Effect of school closures on pressure on capacity as a function of the percentage of LAs closing schools. Red lines represent the scenario where school closures can reduce the local peak by 15%, green lines 30% and blue lines 60%. From top to bottom, in each graph, the series of lines represent different levels of national peak adult ICU demand as a percentage of adult ICU demand relative to national capacity: 150% (dashed line), 100% (solid line) and 67% (dashed-dotted line).

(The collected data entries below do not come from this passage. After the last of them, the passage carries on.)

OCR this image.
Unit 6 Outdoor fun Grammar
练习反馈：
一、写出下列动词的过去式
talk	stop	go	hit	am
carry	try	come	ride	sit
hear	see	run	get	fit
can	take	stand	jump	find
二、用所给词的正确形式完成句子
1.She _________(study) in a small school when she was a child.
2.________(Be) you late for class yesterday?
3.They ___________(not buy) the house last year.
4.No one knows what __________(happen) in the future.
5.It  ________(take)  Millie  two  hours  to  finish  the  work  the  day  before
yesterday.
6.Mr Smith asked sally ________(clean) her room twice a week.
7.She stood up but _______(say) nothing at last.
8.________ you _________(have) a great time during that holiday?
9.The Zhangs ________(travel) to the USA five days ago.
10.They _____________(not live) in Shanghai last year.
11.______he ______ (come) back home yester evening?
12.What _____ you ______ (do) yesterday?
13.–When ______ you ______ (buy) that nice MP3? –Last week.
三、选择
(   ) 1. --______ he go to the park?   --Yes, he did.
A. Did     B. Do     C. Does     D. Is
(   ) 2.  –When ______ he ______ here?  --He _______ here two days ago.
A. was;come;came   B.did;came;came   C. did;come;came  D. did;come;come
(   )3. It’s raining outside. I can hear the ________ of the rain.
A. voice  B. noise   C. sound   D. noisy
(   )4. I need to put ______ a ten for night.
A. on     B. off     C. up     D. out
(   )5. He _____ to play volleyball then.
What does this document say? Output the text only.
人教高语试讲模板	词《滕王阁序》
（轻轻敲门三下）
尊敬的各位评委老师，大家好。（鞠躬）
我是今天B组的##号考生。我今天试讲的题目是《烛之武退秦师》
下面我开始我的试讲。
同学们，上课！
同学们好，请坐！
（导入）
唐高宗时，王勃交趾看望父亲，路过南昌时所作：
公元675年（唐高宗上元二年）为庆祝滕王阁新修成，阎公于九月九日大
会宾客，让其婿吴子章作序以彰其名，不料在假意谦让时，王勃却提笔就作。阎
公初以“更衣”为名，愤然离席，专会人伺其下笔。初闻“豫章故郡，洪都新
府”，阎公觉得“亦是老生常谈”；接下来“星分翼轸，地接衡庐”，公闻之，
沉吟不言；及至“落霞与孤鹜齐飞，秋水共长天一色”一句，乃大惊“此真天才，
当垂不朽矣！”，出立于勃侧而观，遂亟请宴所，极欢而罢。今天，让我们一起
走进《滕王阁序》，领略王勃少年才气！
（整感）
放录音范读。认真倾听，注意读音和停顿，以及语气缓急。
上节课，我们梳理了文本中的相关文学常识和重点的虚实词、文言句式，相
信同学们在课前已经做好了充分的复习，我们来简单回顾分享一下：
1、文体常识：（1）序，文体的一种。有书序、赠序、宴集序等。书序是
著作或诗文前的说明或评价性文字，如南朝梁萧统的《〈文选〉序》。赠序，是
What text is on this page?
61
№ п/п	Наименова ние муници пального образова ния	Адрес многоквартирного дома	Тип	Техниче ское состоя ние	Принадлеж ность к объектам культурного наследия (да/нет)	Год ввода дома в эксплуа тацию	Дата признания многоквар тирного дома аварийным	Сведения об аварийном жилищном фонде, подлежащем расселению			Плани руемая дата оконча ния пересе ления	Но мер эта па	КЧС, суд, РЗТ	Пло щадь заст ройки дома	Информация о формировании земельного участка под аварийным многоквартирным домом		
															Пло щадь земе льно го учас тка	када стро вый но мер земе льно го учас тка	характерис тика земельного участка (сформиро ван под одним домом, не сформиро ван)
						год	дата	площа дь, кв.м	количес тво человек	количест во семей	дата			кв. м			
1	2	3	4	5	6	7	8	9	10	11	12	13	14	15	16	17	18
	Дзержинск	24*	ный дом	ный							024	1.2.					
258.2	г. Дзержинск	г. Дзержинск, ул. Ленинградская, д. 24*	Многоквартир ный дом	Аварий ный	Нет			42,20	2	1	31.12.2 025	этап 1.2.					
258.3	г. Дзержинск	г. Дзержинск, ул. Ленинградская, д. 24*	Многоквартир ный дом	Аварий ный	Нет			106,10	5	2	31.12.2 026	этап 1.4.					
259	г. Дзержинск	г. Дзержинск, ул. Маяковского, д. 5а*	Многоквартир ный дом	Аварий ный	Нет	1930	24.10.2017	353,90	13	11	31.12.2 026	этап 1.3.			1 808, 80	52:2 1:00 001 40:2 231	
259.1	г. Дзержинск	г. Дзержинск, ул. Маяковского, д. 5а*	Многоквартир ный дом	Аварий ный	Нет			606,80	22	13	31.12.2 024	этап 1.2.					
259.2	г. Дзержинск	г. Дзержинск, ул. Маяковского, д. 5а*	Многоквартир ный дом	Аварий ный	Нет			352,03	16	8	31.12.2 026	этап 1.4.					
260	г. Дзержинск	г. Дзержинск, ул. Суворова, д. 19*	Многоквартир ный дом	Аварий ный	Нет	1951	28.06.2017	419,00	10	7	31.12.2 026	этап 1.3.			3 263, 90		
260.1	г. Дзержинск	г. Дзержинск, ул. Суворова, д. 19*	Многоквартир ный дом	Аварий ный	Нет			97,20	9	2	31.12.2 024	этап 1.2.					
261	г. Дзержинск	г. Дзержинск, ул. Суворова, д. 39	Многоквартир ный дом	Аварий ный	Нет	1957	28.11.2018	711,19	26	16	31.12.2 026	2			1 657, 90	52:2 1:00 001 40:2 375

No red dashed line is shown in (c,d) because no amount of travel satisfies ICU demand in this scenario. (a) Percentage of hospitals whose capacity is saturated, (b) number of adult patients whose local hospital's ICU capacity has been saturated and, (c) total distance travelled by adults to their nearest hospitals (in grey) and the secondary distance travelled to a hospital with available ICU beds (mean as a dark-coloured line on top of fainter lines for each realization). (d) Smoothed means for 10³ realizations of total distance travelled by children, who do not make a primary journey, but are allocated an under-capacity ICU through national coordination. The absence of a red line (and the truncation of green and blue lines) in the upper region of (c,d) represents the absence of any allocation strategy that will satisfy all demand for ICU.